Petit déjeuner plus rudimentaire que les jours précédents (forfait de sept dollars pour nous cinq). J'essaie le jus de cranberry en libre service. Nous sommes visiblement au pays de la cranberry (canneberge: grosse airelle des marais, dit le guide du routard) et j'aime beaucoup ça. O. est malheureux, pas de chocolat au lait.

Les enfants auraient bien profité de la piscine encore ce matin, mais elle n'ouvre qu'à neuf heures et nous voudrions être à Boston ce soir (ce n'est pas ce que j'ai écrit dans le billet précédent: je n'étais pas au courant). H. a prévu de voir Plimoth Plantation, Déborah aussi, je ne sais pas ce que c'est: il s'agit du camp des premiers pionniers débarqués du Mayflower en 1620.

Comme hier à Mystic River, il s'agit de toute une zone transformée en musée. La visite commence par un film qui nous explique ce que nous allons voir: la rencontre de deux peuples ("two peoples": j'apprends que "people" peut prendre une s).

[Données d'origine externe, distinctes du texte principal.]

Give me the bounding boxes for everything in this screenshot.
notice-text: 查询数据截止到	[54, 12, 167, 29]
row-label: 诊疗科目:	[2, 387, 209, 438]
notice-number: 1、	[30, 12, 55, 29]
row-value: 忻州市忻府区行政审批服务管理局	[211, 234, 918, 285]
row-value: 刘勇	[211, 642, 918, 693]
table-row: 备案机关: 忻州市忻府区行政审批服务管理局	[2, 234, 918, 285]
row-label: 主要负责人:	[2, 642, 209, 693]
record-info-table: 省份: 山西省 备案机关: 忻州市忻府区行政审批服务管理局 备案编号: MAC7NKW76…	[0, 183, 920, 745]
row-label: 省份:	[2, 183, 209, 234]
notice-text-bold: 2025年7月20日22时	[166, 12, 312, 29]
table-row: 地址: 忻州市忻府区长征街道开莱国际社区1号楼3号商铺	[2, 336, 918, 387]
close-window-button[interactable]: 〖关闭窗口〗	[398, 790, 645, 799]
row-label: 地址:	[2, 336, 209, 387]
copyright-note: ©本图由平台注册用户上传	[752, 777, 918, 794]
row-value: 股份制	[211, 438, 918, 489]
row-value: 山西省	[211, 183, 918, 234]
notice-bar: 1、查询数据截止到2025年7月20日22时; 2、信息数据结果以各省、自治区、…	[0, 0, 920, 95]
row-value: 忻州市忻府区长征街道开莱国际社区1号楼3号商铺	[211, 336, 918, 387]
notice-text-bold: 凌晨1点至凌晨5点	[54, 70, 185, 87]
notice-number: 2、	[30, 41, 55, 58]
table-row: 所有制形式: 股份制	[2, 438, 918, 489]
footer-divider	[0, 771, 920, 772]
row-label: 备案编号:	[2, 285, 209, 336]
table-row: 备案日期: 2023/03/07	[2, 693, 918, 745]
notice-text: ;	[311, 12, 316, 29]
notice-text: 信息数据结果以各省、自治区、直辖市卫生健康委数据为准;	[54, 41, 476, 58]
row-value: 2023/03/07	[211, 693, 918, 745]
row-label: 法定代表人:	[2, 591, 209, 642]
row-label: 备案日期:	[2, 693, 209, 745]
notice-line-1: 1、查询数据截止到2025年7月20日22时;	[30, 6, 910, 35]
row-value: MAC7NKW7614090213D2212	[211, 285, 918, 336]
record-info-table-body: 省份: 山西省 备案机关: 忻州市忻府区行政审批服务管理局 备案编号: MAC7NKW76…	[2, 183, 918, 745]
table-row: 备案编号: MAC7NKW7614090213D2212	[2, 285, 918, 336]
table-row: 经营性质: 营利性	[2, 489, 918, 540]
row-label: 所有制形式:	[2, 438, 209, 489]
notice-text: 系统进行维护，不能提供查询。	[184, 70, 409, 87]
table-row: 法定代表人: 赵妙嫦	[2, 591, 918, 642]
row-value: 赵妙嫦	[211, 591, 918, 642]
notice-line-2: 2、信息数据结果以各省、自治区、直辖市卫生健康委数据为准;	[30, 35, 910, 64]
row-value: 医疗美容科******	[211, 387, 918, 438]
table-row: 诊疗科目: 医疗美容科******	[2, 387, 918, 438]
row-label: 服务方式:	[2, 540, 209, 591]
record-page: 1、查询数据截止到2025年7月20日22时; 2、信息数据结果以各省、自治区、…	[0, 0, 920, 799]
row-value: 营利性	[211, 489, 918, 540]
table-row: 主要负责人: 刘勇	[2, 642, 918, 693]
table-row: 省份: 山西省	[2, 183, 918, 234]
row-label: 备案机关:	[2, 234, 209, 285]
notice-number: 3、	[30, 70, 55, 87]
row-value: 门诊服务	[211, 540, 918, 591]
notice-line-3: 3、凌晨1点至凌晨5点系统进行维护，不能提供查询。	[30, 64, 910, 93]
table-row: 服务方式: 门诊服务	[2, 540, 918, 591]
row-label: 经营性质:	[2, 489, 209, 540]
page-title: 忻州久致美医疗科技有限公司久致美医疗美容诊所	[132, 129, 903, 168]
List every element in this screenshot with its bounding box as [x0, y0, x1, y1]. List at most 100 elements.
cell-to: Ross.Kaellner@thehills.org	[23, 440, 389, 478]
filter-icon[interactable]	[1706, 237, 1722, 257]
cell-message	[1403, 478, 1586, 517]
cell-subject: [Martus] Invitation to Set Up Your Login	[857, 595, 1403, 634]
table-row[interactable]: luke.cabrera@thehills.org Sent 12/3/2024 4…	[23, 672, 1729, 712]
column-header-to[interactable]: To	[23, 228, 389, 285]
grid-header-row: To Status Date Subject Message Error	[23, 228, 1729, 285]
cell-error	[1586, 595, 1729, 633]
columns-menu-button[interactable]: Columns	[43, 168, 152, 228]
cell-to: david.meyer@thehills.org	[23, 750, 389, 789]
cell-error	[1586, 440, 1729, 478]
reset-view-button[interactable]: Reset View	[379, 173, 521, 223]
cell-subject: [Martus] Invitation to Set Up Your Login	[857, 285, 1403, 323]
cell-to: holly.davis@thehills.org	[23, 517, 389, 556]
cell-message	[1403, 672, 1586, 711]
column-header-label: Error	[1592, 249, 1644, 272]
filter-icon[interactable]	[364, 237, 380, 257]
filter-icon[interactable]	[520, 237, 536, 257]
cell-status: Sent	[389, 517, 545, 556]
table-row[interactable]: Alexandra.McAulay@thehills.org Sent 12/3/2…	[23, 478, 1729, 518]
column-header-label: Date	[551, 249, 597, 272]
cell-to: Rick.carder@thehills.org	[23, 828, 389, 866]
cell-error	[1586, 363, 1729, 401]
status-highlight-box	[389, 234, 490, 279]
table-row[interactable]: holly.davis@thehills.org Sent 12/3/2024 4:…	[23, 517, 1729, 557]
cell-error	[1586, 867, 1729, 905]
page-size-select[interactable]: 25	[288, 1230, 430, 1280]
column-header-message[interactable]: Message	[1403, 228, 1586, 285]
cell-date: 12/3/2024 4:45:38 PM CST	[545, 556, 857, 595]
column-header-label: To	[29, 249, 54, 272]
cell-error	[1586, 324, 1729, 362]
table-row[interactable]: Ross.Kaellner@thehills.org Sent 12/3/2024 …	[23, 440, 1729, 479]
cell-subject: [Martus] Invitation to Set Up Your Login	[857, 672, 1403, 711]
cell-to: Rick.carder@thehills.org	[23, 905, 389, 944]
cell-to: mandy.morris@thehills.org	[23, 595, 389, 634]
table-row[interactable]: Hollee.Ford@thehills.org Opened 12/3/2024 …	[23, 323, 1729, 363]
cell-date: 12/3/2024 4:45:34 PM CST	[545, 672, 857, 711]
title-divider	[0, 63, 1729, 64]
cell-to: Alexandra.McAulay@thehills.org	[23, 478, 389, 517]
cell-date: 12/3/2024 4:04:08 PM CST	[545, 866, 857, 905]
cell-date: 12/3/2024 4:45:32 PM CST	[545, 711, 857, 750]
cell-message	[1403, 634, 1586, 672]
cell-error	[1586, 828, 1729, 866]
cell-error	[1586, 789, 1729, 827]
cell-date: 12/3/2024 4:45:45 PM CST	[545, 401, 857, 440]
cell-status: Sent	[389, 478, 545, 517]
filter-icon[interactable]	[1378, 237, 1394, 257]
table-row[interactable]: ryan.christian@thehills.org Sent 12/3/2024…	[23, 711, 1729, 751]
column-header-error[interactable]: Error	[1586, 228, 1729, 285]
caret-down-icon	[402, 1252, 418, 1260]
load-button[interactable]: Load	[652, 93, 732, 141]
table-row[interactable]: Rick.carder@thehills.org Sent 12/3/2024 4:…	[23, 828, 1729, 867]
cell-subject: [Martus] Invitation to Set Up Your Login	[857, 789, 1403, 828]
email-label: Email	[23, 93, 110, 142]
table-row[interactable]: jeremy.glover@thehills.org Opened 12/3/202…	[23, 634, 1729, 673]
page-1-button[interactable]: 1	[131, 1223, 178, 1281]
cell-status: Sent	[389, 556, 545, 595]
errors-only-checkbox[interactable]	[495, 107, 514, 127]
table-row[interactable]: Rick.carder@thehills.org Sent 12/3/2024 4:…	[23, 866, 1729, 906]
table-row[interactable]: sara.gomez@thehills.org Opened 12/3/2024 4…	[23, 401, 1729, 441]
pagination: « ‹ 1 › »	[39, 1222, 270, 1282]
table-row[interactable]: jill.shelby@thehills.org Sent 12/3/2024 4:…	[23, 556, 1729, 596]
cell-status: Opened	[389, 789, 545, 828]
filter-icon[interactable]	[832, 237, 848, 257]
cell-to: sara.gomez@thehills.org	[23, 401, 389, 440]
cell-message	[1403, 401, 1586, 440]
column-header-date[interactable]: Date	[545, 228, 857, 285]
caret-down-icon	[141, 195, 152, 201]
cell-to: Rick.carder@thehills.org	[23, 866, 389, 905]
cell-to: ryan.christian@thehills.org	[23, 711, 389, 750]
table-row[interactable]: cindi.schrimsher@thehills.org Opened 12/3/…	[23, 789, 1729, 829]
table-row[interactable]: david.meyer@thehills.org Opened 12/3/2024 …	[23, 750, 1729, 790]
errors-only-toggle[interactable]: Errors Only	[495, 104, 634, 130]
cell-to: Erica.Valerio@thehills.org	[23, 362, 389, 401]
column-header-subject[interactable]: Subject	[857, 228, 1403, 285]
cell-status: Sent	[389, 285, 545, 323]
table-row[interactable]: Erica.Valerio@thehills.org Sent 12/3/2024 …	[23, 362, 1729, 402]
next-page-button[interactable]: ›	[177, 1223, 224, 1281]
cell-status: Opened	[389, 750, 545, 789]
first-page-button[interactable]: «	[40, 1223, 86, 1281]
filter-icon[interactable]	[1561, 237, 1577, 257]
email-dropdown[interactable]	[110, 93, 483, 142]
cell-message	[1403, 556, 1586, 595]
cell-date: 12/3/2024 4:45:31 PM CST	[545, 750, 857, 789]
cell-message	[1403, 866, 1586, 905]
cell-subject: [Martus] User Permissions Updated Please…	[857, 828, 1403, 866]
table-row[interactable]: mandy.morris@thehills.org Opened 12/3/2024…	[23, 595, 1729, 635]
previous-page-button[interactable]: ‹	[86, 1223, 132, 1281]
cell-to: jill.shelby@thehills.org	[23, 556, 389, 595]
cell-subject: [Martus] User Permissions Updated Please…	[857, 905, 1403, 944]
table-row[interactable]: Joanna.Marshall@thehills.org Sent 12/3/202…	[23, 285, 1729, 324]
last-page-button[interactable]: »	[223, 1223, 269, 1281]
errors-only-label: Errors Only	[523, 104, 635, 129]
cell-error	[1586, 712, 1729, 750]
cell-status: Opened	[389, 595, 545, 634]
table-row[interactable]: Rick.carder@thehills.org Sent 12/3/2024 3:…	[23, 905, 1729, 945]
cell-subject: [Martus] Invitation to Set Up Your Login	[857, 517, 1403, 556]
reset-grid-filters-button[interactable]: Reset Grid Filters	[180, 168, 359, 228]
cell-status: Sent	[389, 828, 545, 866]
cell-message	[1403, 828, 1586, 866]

Le film est sous-titré en anglais, et j'ai alors supposé que plutôt que de trancher dans le choix des langues, il s'agissait d'une solution élégante pour aider les étrangers à comprendre (c'est efficace, O. avec son unique année d'anglais derrière lui en est la preuve); mais l'expérience de la télé le lendemain à la laverie automatique semble montrer qu'il s'agit plutôt d'un sous-titrage pour les sourds, qui aiderait aussi les latinos (et autres) à apprendre l'anglais (ce n'est pas incompatible).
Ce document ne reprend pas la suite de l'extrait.